One had never liked cabbage, until one day one realized that one liked it very much indeed. So much, in fact, that one insisted on having nothing but cabbage sabzi for breakfast, lunch and dinner. We call the stuff kobeech out West, and every day the maharaj would be instructed to cook generous amounts of fresh kobeech, with precisely the correct amounts of haldi and tadka and so forth, for one's noble consumption. One was only eight years old at the time, but this was fairly extreme even by the young One's standards.

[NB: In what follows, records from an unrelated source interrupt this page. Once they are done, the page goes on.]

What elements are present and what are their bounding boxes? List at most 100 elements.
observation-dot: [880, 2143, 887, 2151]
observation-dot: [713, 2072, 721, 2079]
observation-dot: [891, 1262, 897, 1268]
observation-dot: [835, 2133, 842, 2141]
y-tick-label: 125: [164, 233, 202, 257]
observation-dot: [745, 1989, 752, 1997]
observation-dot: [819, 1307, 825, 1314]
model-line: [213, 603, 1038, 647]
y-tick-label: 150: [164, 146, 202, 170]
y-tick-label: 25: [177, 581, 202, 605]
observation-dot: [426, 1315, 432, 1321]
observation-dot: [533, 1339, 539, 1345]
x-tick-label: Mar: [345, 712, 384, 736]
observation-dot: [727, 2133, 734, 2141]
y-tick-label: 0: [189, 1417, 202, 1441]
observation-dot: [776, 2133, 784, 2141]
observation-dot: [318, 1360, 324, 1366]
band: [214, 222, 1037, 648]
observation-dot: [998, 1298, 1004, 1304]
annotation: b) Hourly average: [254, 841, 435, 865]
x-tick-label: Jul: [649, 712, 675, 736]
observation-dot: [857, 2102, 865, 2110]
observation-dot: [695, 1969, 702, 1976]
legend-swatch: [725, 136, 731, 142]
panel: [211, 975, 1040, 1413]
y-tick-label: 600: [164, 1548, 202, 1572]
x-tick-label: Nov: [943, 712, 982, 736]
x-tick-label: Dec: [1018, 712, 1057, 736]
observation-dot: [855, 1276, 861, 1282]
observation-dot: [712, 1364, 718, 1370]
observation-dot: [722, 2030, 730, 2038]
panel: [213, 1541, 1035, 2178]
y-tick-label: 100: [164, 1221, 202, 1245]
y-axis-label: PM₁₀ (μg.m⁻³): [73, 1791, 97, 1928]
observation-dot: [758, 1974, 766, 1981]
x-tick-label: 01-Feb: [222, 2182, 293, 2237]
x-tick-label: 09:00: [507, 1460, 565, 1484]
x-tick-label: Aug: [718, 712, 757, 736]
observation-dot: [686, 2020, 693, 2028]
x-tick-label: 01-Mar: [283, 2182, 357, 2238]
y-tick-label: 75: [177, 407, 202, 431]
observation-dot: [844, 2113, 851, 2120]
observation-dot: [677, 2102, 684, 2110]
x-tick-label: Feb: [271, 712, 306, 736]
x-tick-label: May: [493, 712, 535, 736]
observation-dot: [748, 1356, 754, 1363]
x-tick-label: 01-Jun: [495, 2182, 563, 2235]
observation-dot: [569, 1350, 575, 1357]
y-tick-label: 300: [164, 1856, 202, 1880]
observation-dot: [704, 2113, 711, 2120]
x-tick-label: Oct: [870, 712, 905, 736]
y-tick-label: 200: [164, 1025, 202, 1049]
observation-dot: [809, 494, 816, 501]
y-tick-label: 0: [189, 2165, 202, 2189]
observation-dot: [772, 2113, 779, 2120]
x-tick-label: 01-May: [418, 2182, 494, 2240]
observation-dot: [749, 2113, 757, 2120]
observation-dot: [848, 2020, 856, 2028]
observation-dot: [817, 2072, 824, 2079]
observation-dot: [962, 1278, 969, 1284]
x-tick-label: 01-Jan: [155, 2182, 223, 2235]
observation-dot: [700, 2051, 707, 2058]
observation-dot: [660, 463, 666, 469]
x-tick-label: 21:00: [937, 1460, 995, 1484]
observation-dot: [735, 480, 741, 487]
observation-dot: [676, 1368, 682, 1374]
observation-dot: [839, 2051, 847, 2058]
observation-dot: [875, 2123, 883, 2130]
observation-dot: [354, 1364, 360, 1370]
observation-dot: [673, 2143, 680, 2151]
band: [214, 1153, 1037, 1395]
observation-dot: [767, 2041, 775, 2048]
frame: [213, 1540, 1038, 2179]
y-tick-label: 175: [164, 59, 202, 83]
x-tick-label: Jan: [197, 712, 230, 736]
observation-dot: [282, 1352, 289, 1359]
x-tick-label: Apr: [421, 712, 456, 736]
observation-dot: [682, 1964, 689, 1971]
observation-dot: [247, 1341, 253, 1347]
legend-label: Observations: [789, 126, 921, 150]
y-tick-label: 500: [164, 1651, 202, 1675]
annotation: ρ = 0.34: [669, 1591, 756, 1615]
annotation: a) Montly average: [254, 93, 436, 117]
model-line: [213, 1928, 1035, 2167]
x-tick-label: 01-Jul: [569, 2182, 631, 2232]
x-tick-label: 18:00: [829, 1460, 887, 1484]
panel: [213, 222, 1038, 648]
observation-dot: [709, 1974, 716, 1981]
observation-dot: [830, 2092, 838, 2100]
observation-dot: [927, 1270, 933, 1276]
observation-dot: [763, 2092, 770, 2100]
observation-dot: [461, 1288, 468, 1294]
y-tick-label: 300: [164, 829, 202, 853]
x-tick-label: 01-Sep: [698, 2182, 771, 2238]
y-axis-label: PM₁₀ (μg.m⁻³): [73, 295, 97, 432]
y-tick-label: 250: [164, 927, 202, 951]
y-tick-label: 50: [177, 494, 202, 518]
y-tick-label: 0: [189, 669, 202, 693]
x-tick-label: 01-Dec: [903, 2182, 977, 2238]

Nevertheless, things continued in an altogether hunky-dory manner for a month or so. Until what we shall call the Fateful Day. For it was on this day that one discovered a Worm in one's cabbage bowl (there was, naturally, a special cabbage bowl). And, what is more, one nearly ate the worm before the discovery. The gentle reader might point out that the impending ingestion should have been of greater concern to our intrepid annelid than to the young One, but the young One did not somehow see it that way. The amygdala duly kicked in, the associative conditioning was complete before one could say 'Ivan Petrovich Pavlov' (presuming one could say 'Ivan Petrovich Pavlov'), and cabbage became, once again, a Disliked Food.
You see, gentle reader, when one sits down to Critically Assess one's Life So Far, the major point that tends to strike is that one has gone through Food Phases, intervals characterized by the single-minded pursuit and devourment of the Currently Beloved Food. The above was, of course, the entire life-cycle of the Kobeech Phase in what might be called a Nutshell.
Many phases followed. There was the Softy Ice-Cream phase, the Plain Paneer phase, the Marie Biscuit phase, the khakhra phase (they had to be spiced just right) and the particularly obsessive Cadbury’s Twirl phase.
And now, one finds oneself in the throes of a new Phase. It all began with a Japanese restaurant and a generous helping of sashimi. The traditional accompaniment for such foodstuffs, as you may be aware, goes by the name of wasabi. A pungent chutney made from the root of the eponymous plant, it tends to grab you by the respiratory system. And one now feels a strange affinity towards this condiment. One can taste wasabi just by thinking about it. Reminiscent of mustard, but with a cleaner, sharper twang. Mouthwatering. Magnetic.
One shall now proceed to look for some wasabi, for immediate consumption. And one will find it somewhere, even if one has to wade through piles of wormy kobeech.